Under Pillar 1 of the current Strategic Response Plan, the estimated funding requirement for all partners for the period July to December 2019 is US$ 287 million, including US$ 140 million for WHO. As of 21 October 2019, US$ 69.5 million has been received by WHO, with additional funds committed or pledged. Further resources are needed to fully fund the response through to December 2019 and into Q1 2020.

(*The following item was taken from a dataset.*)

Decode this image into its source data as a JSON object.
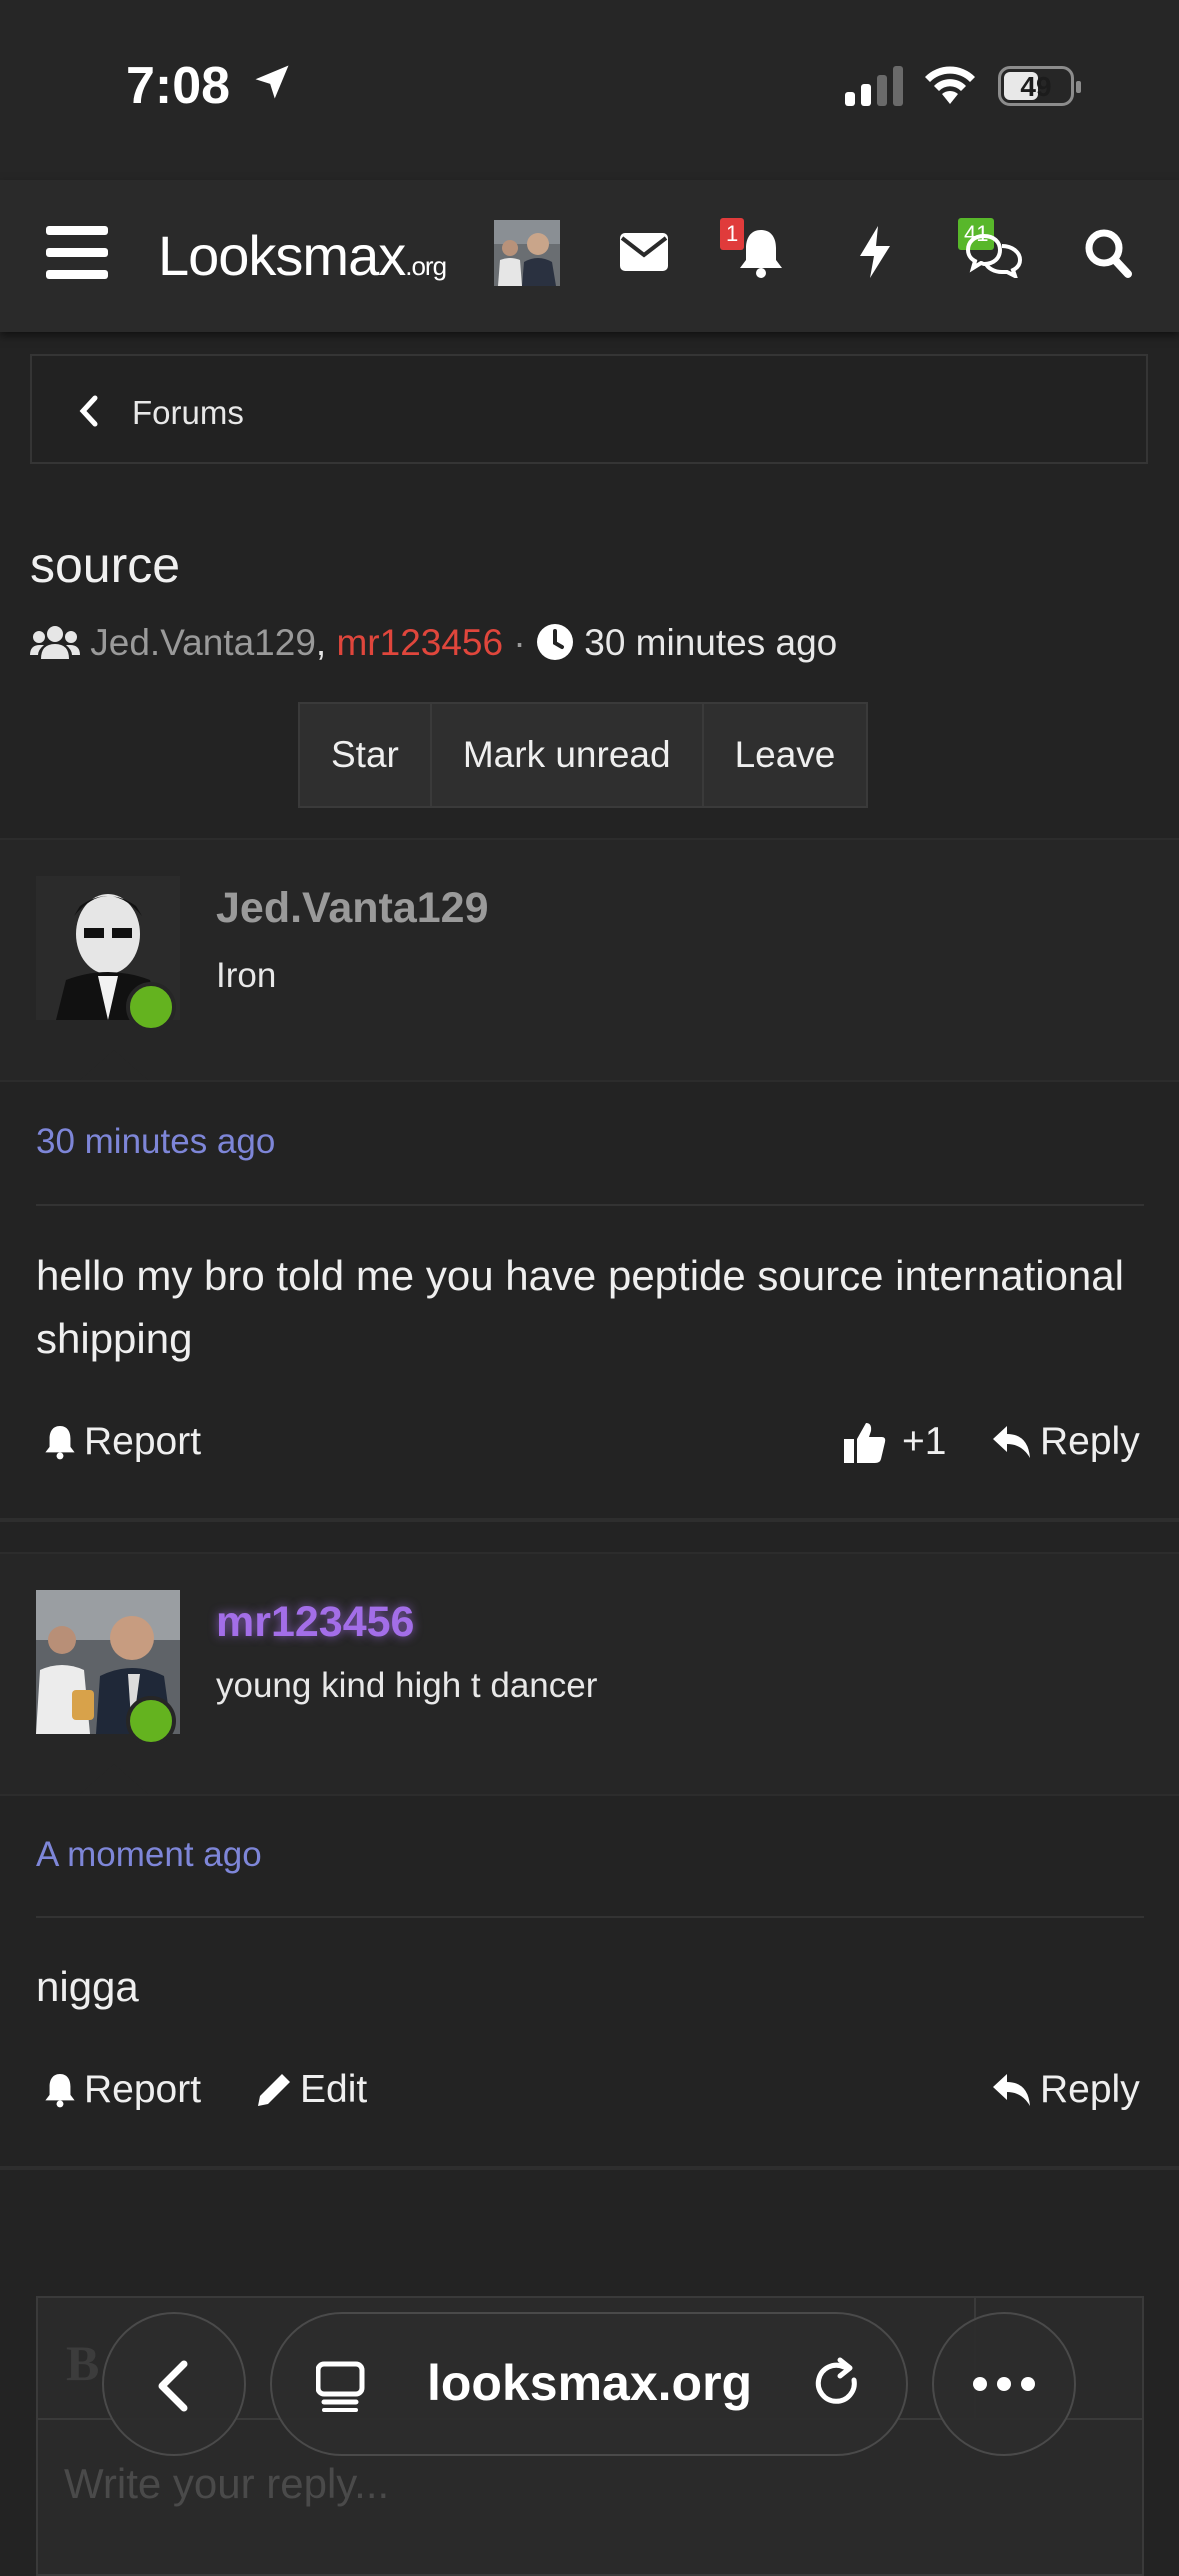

Under Pillar 5, Regional Preparedness, pillar, the funding requirement for all partners is US$ 66 million, of which WHO requires US$ 21 million. As of 21 October 2019, WHO has received US$ 4.3 million. While some additional pledges are in the pipeline, increased funding for preparedness in neighbouring countries is urgently needed. WHO is appealing to donors to provide generous support. A summary of funding received by WHO since the start of this outbreak can be found here.
Public health response
For further information about public health response actions by the Ministry of Health, WHO, and partners, please refer to the latest situation reports published by the WHO Regional Office for Africa:
WHO risk assessment
WHO continuously monitors changes to the epidemiological situation and context of the outbreak to ensure that support to the response is adapted to the evolving circumstances. The last assessment, carried out on 8 October 2019, concluded that the national and regional risk levels remain very high, while global risk levels remain low.

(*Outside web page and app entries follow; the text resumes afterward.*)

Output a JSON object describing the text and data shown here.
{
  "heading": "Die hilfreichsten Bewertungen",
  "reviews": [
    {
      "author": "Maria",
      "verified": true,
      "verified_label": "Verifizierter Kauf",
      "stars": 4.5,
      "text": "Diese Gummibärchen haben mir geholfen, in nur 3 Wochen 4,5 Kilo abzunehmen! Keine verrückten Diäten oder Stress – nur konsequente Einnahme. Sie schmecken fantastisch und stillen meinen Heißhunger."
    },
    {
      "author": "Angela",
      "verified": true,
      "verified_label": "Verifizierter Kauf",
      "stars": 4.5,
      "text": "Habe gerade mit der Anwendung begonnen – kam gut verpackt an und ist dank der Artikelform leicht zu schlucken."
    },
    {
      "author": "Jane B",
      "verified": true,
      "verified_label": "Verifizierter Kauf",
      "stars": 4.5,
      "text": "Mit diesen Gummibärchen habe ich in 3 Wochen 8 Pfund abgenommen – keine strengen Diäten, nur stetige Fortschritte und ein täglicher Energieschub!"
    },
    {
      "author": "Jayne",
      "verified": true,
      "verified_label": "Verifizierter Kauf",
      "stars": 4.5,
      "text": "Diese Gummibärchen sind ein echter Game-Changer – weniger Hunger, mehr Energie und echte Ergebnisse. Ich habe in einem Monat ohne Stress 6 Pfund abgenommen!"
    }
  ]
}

While the relatively lower case incidence observed is encouraging, it must be interpreted with caution as the situation remains highly contingent upon the level of access and security within affected communities. Concurrent with the decline in case incidence, there was a further shift in hotspots from urban settings to more rural, hard-to-reach communities, within a more concentrated geographical area. These areas bring additional challenges to the response, including: an extremely volatile security situation; difficulty accessing some remote areas; delays to engaging with the community which in turn lead to mistrust and misunderstandings; and, potential under-reporting of cases. In such environments, risks of resurgence remain very high, as do the risks of re-dispersion of the outbreak with cases travelling outside of hotspots to seek healthcare or for other reasons. These risks continue to be mitigated by the substantial response and preparedness activities in the DRC and neighbouring countries, with support from a consortium of international partners.

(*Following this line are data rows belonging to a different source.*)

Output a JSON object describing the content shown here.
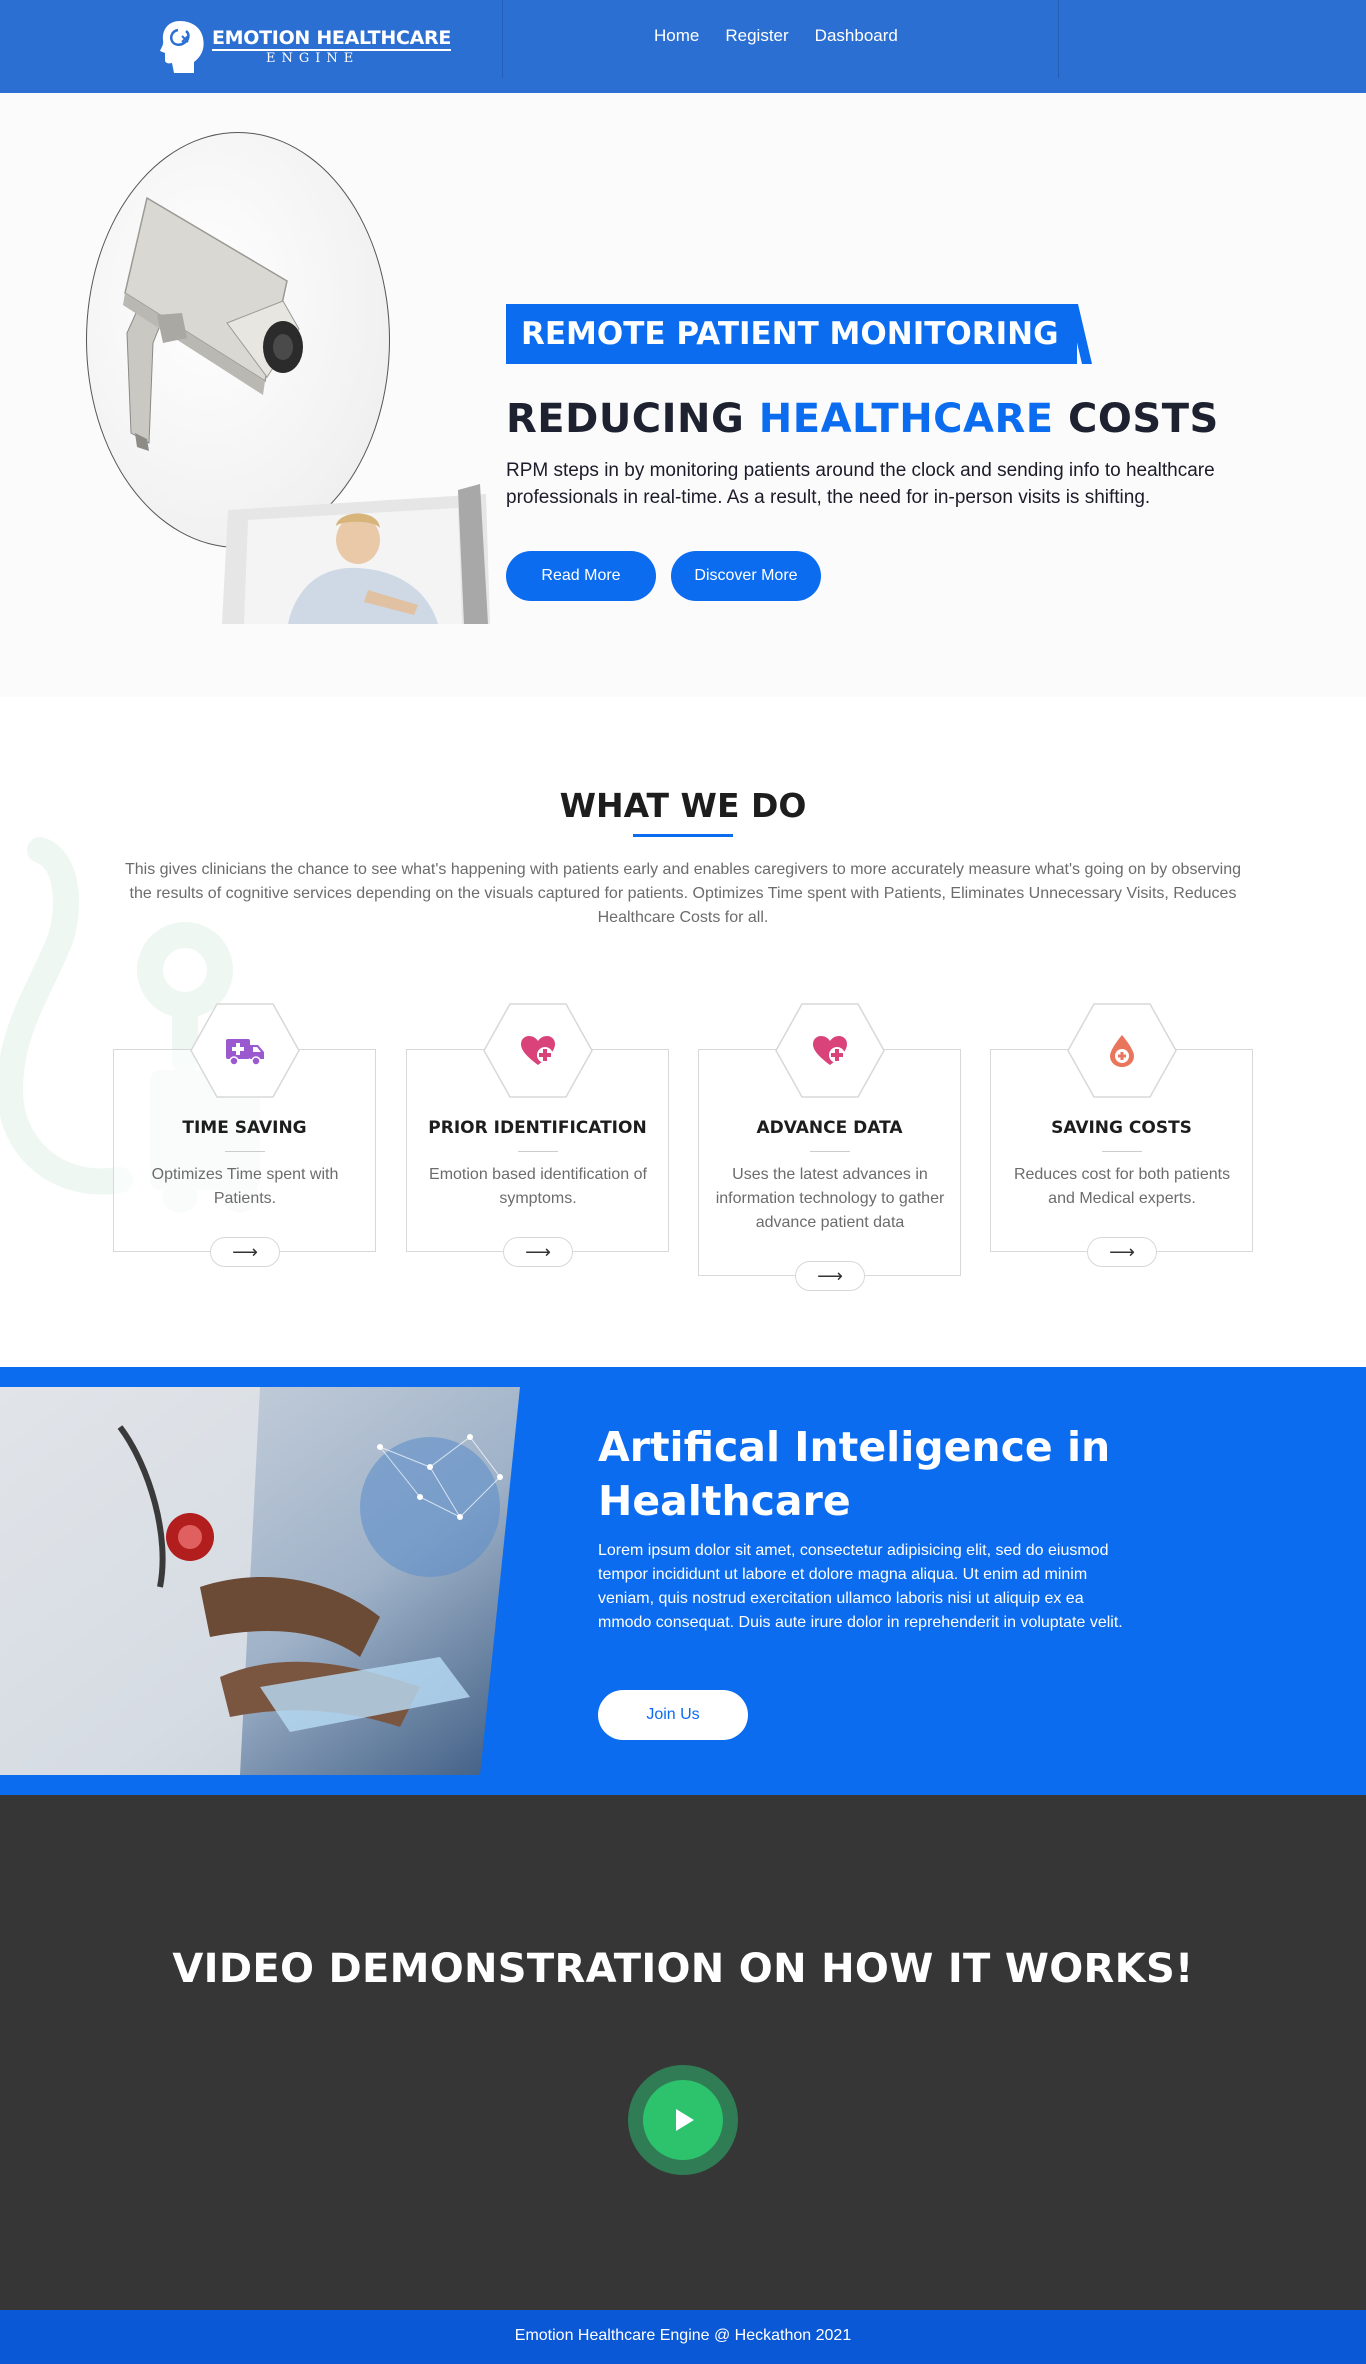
{
  "brand": {
    "title": "EMOTION HEALTHCARE",
    "subtitle": "ENGINE"
  },
  "nav": {
    "items": [
      {
        "label": "Home"
      },
      {
        "label": "Register"
      },
      {
        "label": "Dashboard"
      }
    ]
  },
  "hero": {
    "badge": "REMOTE PATIENT MONITORING",
    "title_pre": "REDUCING ",
    "title_highlight": "HEALTHCARE",
    "title_post": " COSTS",
    "text": "RPM steps in by monitoring patients around the clock and sending info to healthcare professionals in real-time. As a result, the need for in-person visits is shifting.",
    "read_more": "Read More",
    "discover_more": "Discover More"
  },
  "what_we_do": {
    "title": "WHAT WE DO",
    "text": "This gives clinicians the chance to see what's happening with patients early and enables caregivers to more accurately measure what's going on by observing the results of cognitive services depending on the visuals captured for patients. Optimizes Time spent with Patients, Eliminates Unnecessary Visits, Reduces Healthcare Costs for all.",
    "cards": [
      {
        "title": "TIME SAVING",
        "desc": "Optimizes Time spent with Patients.",
        "icon": "ambulance-icon",
        "arrow": "⟶"
      },
      {
        "title": "PRIOR IDENTIFICATION",
        "desc": "Emotion based identification of symptoms.",
        "icon": "heart-plus-icon",
        "arrow": "⟶"
      },
      {
        "title": "ADVANCE DATA",
        "desc": "Uses the latest advances in information technology to gather advance patient data",
        "icon": "heart-plus-icon",
        "arrow": "⟶"
      },
      {
        "title": "SAVING COSTS",
        "desc": "Reduces cost for both patients and Medical experts.",
        "icon": "blood-drop-icon",
        "arrow": "⟶"
      }
    ]
  },
  "ai": {
    "title": "Artifical Inteligence in Healthcare",
    "text": "Lorem ipsum dolor sit amet, consectetur adipisicing elit, sed do eiusmod tempor incididunt ut labore et dolore magna aliqua. Ut enim ad minim veniam, quis nostrud exercitation ullamco laboris nisi ut aliquip ex ea mmodo consequat. Duis aute irure dolor in reprehenderit in voluptate velit.",
    "join": "Join Us"
  },
  "video": {
    "title": "VIDEO DEMONSTRATION ON HOW IT WORKS!",
    "play_icon": "play-icon"
  },
  "footer": {
    "text": "Emotion Healthcare Engine @ Heckathon 2021"
  },
  "colors": {
    "nav_bg": "#2c6fd2",
    "accent": "#0b6cf0",
    "dark_bg": "#363636",
    "play": "#2dc36d",
    "footer_bg": "#0a58d6",
    "icon_purple": "#9b59d0",
    "icon_pink": "#d9437a",
    "icon_coral": "#e9765c"
  }
}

WHO advises against any restriction of travel to, and trade with, the Democratic Republic of the Congo based on the currently available information. There is currently no licensed vaccine to protect people from the Ebola virus. Therefore, any requirements for certificates of Ebola vaccination are not a reasonable basis for restricting movement across borders or the issuance of visas for travellers to/from the affected countries. WHO continues to closely monitor and, if necessary, verify travel and trade measures in relation to this event. Currently, no country has implemented travel measures that significantly interfere with international traffic to and from the Democratic Republic of the Congo. Travellers should seek medical advice before travel and should practice good hygiene. Further information is available in the WHO recommendations for international traffic related to the Ebola Virus Disease outbreak in the Democratic Republic of the Congo.